The symptoms of vault prolapse may vary, depending on the severity of the prolapse and the presence of another pelvic prolapse like an enterocele. In early or mild cases, there may not be any noticeable symptoms.
The symptoms may include
- A feeling of fullness or heaviness in the vaginal area
- Presence of pain or discomfort in the pelvic area, which becomes worse while standing, coughing, straining or lifting weights
- Lower back pain
- Feeling a mass bulging inside or outside of the vaginal canal, which may cause discomfort during walking
- Bleeding through the vagina
- Inability to control urine (incontinence)
- Urinary tract infection (UTI)
- Difficulty in having bowel movements
- Discomfort during sexual intercourse
- Problems inserting a tampon
How is vault prolapse treated?
The treatment for vault prolapse depends on many factors, such as
- Severity of prolapse
- The patient’s age
- The general health of the patient
- Presence of any other health conditions, such as diabetes and heart disease
In early or mild cases, the doctor may advise watchful waiting or observation. They may prescribe nonsurgical treatments, such as
- Kegel exercise (exercises for strengthening pelvic muscles): To do these exercises, the woman needs to tighten her pelvic muscles as if she is trying to hold back urine. This position has to be held for a few seconds. The entire process of tightening and releasing the muscles must be repeated about 10 times. This can be done up to four times a day.

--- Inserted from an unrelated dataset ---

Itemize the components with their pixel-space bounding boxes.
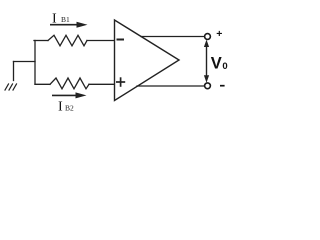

- Vaginal pessary: This is a small doughnut-shaped device made of plastic or rubber. It is inserted inside the vagina. A vaginal pessary provides support to the pelvic structures.
In severe cases of vault prolapse, surgery may be done. Surgery options include
- Vaginal vault suspension: In this procedure, the vagina is attached (fixed) to the ligaments inside the pelvis that used to hold it up.
- Laparoscopic sacrocolpopexy: This is a minimally-invasive surgery that is done through small incisions in the abdomen. It involves strengthening the pelvic floor. During surgery, a surgical mesh is attached from the vagina to the tailbone (sacrum).